Guide to Big Data Analytics: Platforms, Software, Companies Tools, Solutions and Hadoop
By Richard Li
Since then, volumes of data have grown exponentially. The advent of the internet and faster computing has meant that huge quantities of information can now be harvested and used to optimise business processes. The problem is that conventional methods were simply not suited to crunching through all the numbers and making sense of them. The amount of information is phenomenal, and within that information lies insights that can be extremely beneficial. Once patterns are identified, they can be used to adjust business practices, create targeted campaigns and discard ones that are not effective. However, as well as large amounts of storage, it takes specialised software to be able to make sense of all this data in a useful way.
‘Big Data’ is the emerging discipline of capturing, storing, processing, analysing and visualising these huge quantities of information.
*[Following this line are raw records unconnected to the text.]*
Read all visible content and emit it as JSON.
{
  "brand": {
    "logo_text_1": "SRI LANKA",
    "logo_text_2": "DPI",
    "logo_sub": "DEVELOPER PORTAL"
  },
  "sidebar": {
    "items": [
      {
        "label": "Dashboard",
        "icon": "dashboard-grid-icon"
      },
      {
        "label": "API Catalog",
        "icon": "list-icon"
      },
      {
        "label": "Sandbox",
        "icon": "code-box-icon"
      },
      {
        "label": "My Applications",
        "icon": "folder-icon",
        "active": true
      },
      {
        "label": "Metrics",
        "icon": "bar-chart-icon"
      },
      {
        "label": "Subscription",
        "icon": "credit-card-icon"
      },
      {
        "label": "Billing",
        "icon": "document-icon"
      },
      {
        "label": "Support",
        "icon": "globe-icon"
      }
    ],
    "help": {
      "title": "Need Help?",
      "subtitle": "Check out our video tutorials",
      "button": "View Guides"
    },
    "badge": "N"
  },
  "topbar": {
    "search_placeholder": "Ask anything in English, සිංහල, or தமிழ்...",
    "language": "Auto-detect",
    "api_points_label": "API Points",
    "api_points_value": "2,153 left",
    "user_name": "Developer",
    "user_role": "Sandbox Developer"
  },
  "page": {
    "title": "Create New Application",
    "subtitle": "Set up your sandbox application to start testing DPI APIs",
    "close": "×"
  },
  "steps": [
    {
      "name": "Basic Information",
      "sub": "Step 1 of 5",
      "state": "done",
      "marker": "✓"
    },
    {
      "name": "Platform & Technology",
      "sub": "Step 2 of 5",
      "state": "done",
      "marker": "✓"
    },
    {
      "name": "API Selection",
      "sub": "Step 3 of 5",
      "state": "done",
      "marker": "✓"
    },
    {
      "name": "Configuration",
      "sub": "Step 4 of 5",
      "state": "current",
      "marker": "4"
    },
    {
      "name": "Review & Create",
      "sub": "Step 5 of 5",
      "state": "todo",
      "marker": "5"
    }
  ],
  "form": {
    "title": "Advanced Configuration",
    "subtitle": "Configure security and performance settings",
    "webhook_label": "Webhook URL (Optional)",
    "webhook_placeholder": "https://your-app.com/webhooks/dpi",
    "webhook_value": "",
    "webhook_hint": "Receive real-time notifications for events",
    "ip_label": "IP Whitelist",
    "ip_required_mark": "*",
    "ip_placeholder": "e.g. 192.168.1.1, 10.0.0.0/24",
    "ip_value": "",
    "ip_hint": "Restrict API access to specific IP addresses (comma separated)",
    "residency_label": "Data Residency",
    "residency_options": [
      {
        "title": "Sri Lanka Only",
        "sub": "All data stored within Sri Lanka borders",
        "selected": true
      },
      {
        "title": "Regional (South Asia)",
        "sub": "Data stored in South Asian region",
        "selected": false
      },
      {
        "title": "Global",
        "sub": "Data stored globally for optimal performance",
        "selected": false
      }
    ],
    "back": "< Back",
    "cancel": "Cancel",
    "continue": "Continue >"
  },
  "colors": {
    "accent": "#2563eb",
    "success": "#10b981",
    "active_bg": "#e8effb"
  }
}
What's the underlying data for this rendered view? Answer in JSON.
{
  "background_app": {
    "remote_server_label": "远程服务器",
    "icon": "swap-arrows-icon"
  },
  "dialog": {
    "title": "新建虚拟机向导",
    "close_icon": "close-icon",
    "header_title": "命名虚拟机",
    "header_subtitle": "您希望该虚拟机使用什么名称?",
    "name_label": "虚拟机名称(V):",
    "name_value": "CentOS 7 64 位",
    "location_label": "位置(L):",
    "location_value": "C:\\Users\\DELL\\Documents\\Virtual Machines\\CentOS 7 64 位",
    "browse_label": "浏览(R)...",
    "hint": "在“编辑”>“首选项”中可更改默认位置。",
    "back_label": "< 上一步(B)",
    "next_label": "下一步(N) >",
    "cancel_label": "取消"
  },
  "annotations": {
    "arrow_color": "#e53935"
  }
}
The data sets may start at a few terabytes and run to many petabytes – far more than traditional data analysis packages can handle. In 2012 Gartner defined it as, ‘high volume, high velocity, and/or high variety information assets that require new forms of processing to enable enhanced decision making, insight discovery and process optimization.’ This ‘3V’ classification has been built on since (particularly with the addition of veracity), such that Big Data is often described in terms of the following characteristics:
- Volume. Terabytes or petabytes of data are analysed. An estimated 2.5 quintillion bytes of data (2.5 trillion gigabytes) are created every day, an amount which will only rise in the future. However, the size of the dataset is not the only variable that characterises Big Data.
- Variety. The dataset may contain many different forms of data – not simply a large amount of the same type. The profusion of different kinds of mobile device and the variety of content consumed on them on a wide range of platforms, for example, means that companies can harvest data from an enormous array of sources, each telling them a different part of the same picture.
- Velocity. Data may change on a constant basis. For example, modern cars may have 100 or so different sensors that continually monitor different aspects of performance. Markets change on a moment-to-moment scale. Data is highly fluid, and snapshots are not always enough.
- Veracity. The data acquired may not all be accurate, or much of it may be uncertain or provisional in nature. Data quality is unreliable, especially when there is so much of it. Any system of analysis must take this into account.
In addition to the 4V characteristics, there are also two others to deal with:
- Variability. Data capture and volume may be inconsistent, not just inaccurate, so varying quantities and qualities of data will be acquired at different times.
- Together, these factors mean that managing the data can be an extremely complex process, since there are many data sources with differing types and formats of data, but these need to be correlated and made sense of if they are to be useful.
Big Data companies
Due to the nature of Big Data, specialist companies have grown up around it in order to manage the volumes and complexity of information involved.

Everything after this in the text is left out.